The RCMP say a potential terror threat was thwarted yesterday, after receiving a tip about Aaron Driver’s plans from the FBI.
Deputy Commissioner Mike Cabana says the tip included a video of the 24-year-old issuing a warning with plans to detonate a homemade explosive device, and it prevented what could have been a deadly attack.
“Thanks to this timely response, and the hard work of everyone involved, including RCMP employees and partners, a tragedy was prevented. Unfortunately, there was a loss of life but as mentioned at the beginning, it could’ve been a lot worse.”
Mounties say it was a video of Driver, warning Canadians about the impending attack, which was a tip that came from the FBI.
Cabana says Driver was no stranger to them.
He was arrested last year after communicating with several people connected to ISIS.
But despite police finding a recipe for explosives on his home computer, he didn’t stay in custody.
“…and was fitted with an electronic monitoring device, which was one of several conditions attached to his peace bond, and he was subsequently released.”
Cabana says while Driver was not under 24/7 surveillance, he was being monitored.
Timeline of Aaron Driver:
- April of 2015: Driver allegedly in contact with UK youth who were later arrested for their role in a terror plot targeting Australia.
- May 2015: RCMP says Driver was communicating in a chat room with two people connected to ISIS, using encrypted applications.
- June 2015: Driver arrested for knowingly participating in terrorist group activities. Recipe found on computer to make explosives. He was released on a Peace Bond under condition and moved to Strathcoy, Ontario to live with his sister.
- August 2016: FBI alerts RCMP to threat, Driver dies during a police operation. Police say Driver detonated a device in back of cab in Strathcoy and died during his engagement with police.
August 10th events:
Both the Toronto Transit Commission and the regional transit service Metrolinx say they were warned of a security threat before Mounties confronted Aaron Driver Wednesday afternoon.
Driver died during a police operation, as the RCMP acted on what they describe as credible information of a potential terror threat.
Father of Driver speaks out
The death of your own child is never easy, but Aaron Driver’s father says he doesn’t blame the RCMP.
“My first thought was ‘My God, what have you done? How could you go so far?'”
Speaking to Global News, Wayne Driver says the family tried to speak to him and get him help, to no avail.
“He believed in what he believed in and I couldn’t change his mind… That he was doing the right thing and if he had it his way he would move over there and forget the Western world altogether.”
Wayne Driver says his son started going downhill after his mother’s death, converting to Islam in 2012.
WATCH: Winnipeg terrorism suspect agrees to a peace bond (February 2, 2016)

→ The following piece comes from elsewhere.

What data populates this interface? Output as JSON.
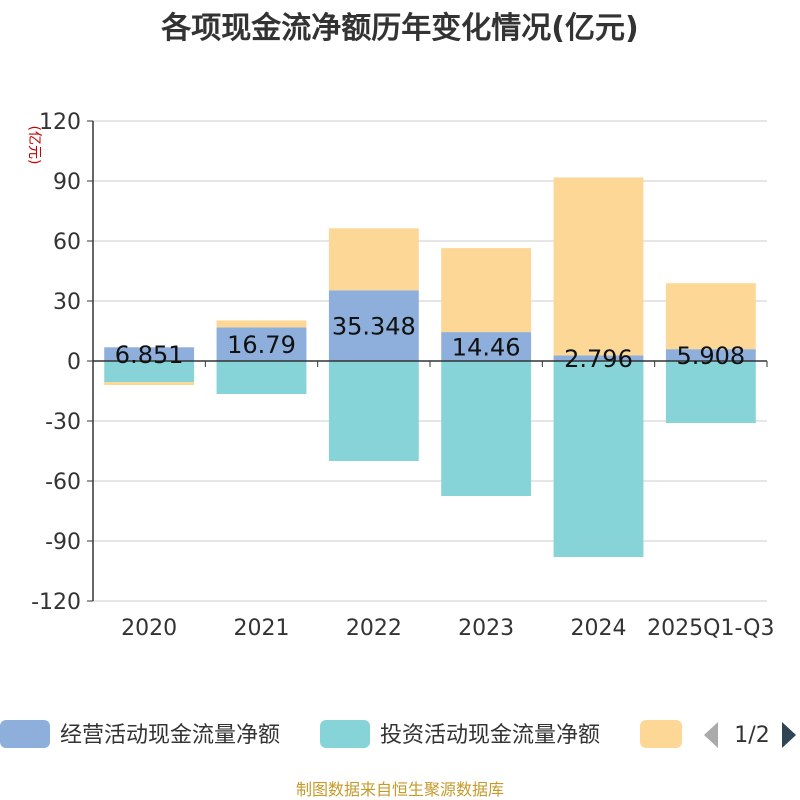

Authorities ‘limited’ on dealing with potential terror threats: expert
An SFU terrorism expert says the RCMP and CSIS are limited in their powers when dealing with potential terrorists.
Andre Gerolymatos says Canadian society is “grappling with security verses civil liberties verses free speech.”
“The FBI and the police could do little except to monitor him. But I think because of the pressure from civil liberties, and organizations like that, the RCMP backed off. Fortunately the FBI, let’s keep in mind that the FBI is about 100 times the size of the RCMP and the United States has 16 intelligence organizations, we have one, were able to tip them off and they were able to stop him.”
Gerolymatos says Canada should follow the British model and have separate security and intelligence agencies.